On le sait, deux éléments majeurs de la planète Terre contribuent à réguler naturellement l’atmosphère et donc le climat: les océans et les forêts. Dans le premier cas, rien ne permet hélas d’envisager l’avenir avec optimisme. La mer, les mers, charrient tous les déchets possibles de la production humaine. Nos océans en sont devenus malades et la faune (et la flore) maritime en souffre excessivement. La majeure partie des eaux est malheureusement non territoriale et de fait, tout semble permis. Là encore, derrière les discours, rien n’est pratiquement fait. Plastique, pétrole, ordures variées, déchets nucléaires, la mer « libre » célébrée par Baudelaire n’est plus, au mieux qu’un souvenir, au pire un égout.

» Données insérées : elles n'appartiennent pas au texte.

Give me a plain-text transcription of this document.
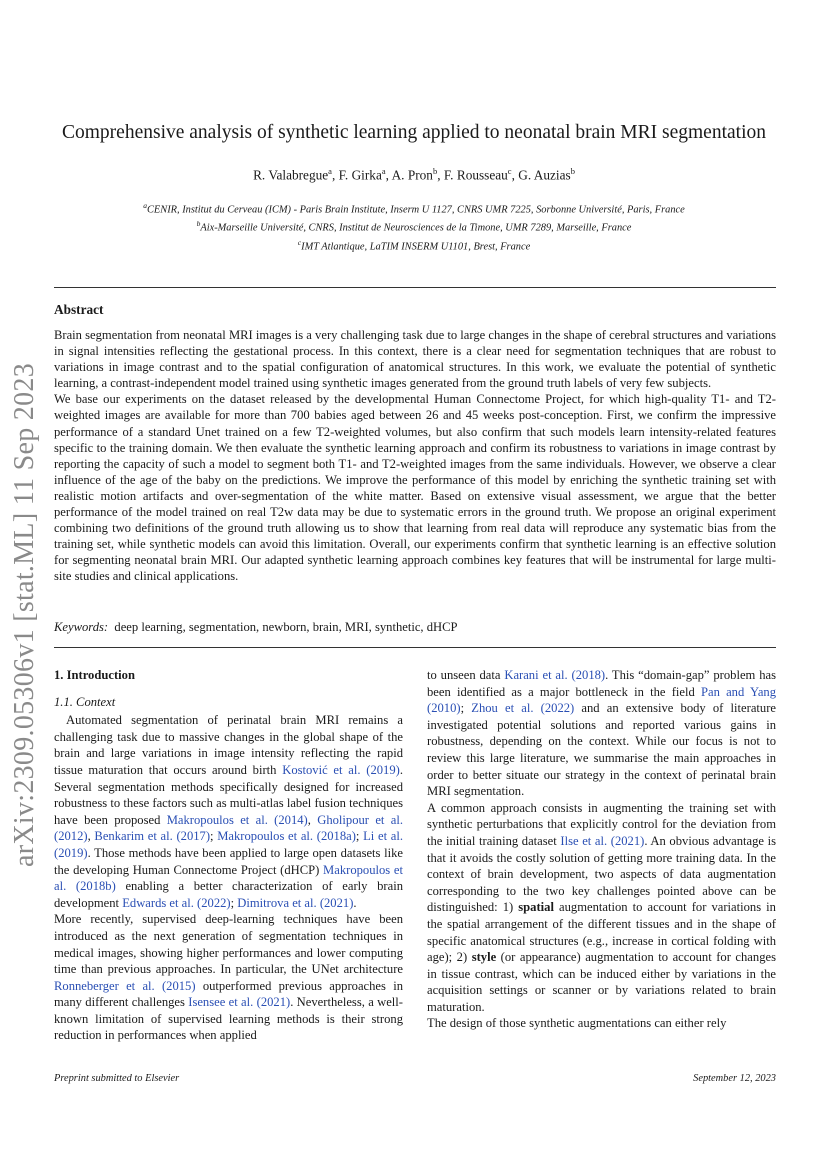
arXiv:2309.05306v1 [stat.ML] 11 Sep 2023
Comprehensive analysis of synthetic learning applied to neonatal brain MRI segmentation
R. Valabregue$^a$, F. Girka$^a$, A. Pron$^b$, F. Rousseau$^c$, G. Auzias$^b$
$^a$CENIR, Institut du Cerveau (ICM) - Paris Brain Institute, Inserm U 1127, CNRS UMR 7225, Sorbonne Université, Paris, France
$^b$Aix-Marseille Université, CNRS, Institut de Neurosciences de la Timone, UMR 7289, Marseille, France
$^c$IMT Atlantique, LaTIM INSERM U1101, Brest, France
Abstract

Brain segmentation from neonatal MRI images is a very challenging task due to large changes in the shape of cerebral structures and variations in signal intensities reflecting the gestational process. In this context, there is a clear need for segmentation techniques that are robust to variations in image contrast and to the spatial configuration of anatomical structures. In this work, we evaluate the potential of synthetic learning, a contrast-independent model trained using synthetic images generated from the ground truth labels of very few subjects.

We base our experiments on the dataset released by the developmental Human Connectome Project, for which high-quality T1- and T2-weighted images are available for more than 700 babies aged between 26 and 45 weeks post-conception. First, we confirm the impressive performance of a standard Unet trained on a few T2-weighted volumes, but also confirm that such models learn intensity-related features specific to the training domain. We then evaluate the synthetic learning approach and confirm its robustness to variations in image contrast by reporting the capacity of such a model to segment both T1- and T2-weighted images from the same individuals. However, we observe a clear influence of the age of the baby on the predictions. We improve the performance of this model by enriching the synthetic training set with realistic motion artifacts and over-segmentation of the white matter. Based on extensive visual assessment, we argue that the better performance of the model trained on real T2w data may be due to systematic errors in the ground truth. We propose an original experiment combining two definitions of the ground truth allowing us to show that learning from real data will reproduce any systematic bias from the training set, while synthetic models can avoid this limitation. Overall, our experiments confirm that synthetic learning is an effective solution for segmenting neonatal brain MRI. Our adapted synthetic learning approach combines key features that will be instrumental for large multi-site studies and clinical applications.

Keywords: deep learning, segmentation, newborn, brain, MRI, synthetic, dHCP

1. Introduction

1.1. Context

Automated segmentation of perinatal brain MRI remains a challenging task due to massive changes in the global shape of the brain and large variations in image intensity reflecting the rapid tissue maturation that occurs around birth Kostović et al. (2019). Several segmentation methods specifically designed for increased robustness to these factors such as multi-atlas label fusion techniques have been proposed Makropoulos et al. (2014), Gholipour et al. (2012), Benkarim et al. (2017); Makropoulos et al. (2018a); Li et al. (2019). Those methods have been applied to large open datasets like the developing Human Connectome Project (dHCP) Makropoulos et al. (2018b) enabling a better characterization of early brain development Edwards et al. (2022); Dimitrova et al. (2021).

More recently, supervised deep-learning techniques have been introduced as the next generation of segmentation techniques in medical images, showing higher performances and lower computing time than previous approaches. In particular, the UNet architecture Ronneberger et al. (2015) outperformed previous approaches in many different challenges Isensee et al. (2021). Nevertheless, a well-known limitation of supervised learning methods is their strong reduction in performances when applied

to unseen data Karani et al. (2018). This “domain-gap” problem has been identified as a major bottleneck in the field Pan and Yang (2010); Zhou et al. (2022) and an extensive body of literature investigated potential solutions and reported various gains in robustness, depending on the context. While our focus is not to review this large literature, we summarise the main approaches in order to better situate our strategy in the context of perinatal brain MRI segmentation.

A common approach consists in augmenting the training set with synthetic perturbations that explicitly control for the deviation from the initial training dataset Ilse et al. (2021). An obvious advantage is that it avoids the costly solution of getting more training data. In the context of brain development, two aspects of data augmentation corresponding to the two key challenges pointed above can be distinguished: 1) spatial augmentation to account for variations in the spatial arrangement of the different tissues and in the shape of specific anatomical structures (e.g., increase in cortical folding with age); 2) style (or appearance) augmentation to account for changes in tissue contrast, which can be induced either by variations in the acquisition settings or scanner or by variations related to brain maturation.

The design of those synthetic augmentations can either rely

Preprint submitted to Elsevier	September 12, 2023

Au chapitre forestier en revanche, il y a du bon et du moins bon. Le moins bon c’est évidemment le Brésil ou ces endroits d’Asie où l’on pratique la culture intensive de palmiers à huile au mépris de la flore et de la faune, mais il semble qu’en Europe, la forêt regagne du terrain. Selon un article du Point daté du 16 septembre 2019, l’Union européenne a ainsi récupéré en quinze ans 90 000 kilomètres carrés, « soit la taille du Portugal ». Ce dont on peut se féliciter. Toujours à l’été 2019, l’Éthiopie (pourtant l’un des pays les pus pauvres au monde) a annoncé sa volonté de planter quatre milliards d’arbres. Et elle est passée immédiatement à l’action ayant fiché dès le début du mois d’août 350 millions d’arbres en terre. On attend le niveau des quatre milliards mais il est notable que derrière les mots il y a eu la mise en branle immédiate d’un projet.
D’autres reboisent. La nation islandaise cherche en effet à restituer la forêt décimée il y a fort longtemps par les vikings, notamment pour construire des navires. Moins de 1% du territoire islandais est aujourd’hui boisé. Une dépêche AFP du mois de juillet racontait que le gouvernement islandais a fait du reboisement l’une des priorités de son nouveau plan d’action pour le climat. Objectif: réduire de 40% d’ici 2030 ses émissions nettes de gaz à effet de serre pour atteindre les engagements pris à la COP21. Le processus est très lent sur ces terres à croissance lente mais il va dans le bon sens paradoxalement aidé par le réchauffement. Et surtout il commence par le début.
Comme celui, pour reprendre le début de cette chronique, qui consisterait à ne pas confondre les rues de Paris avec un dépotoir. Et de faire en sorte quand ce n’est pas le cas, que les ordures jonchant le sol soient ramassées. Cela rendrait les grands discours à répétition plus crédibles. Et pas seulement dans la capitale française qui a effectivement connu des jours meilleurs.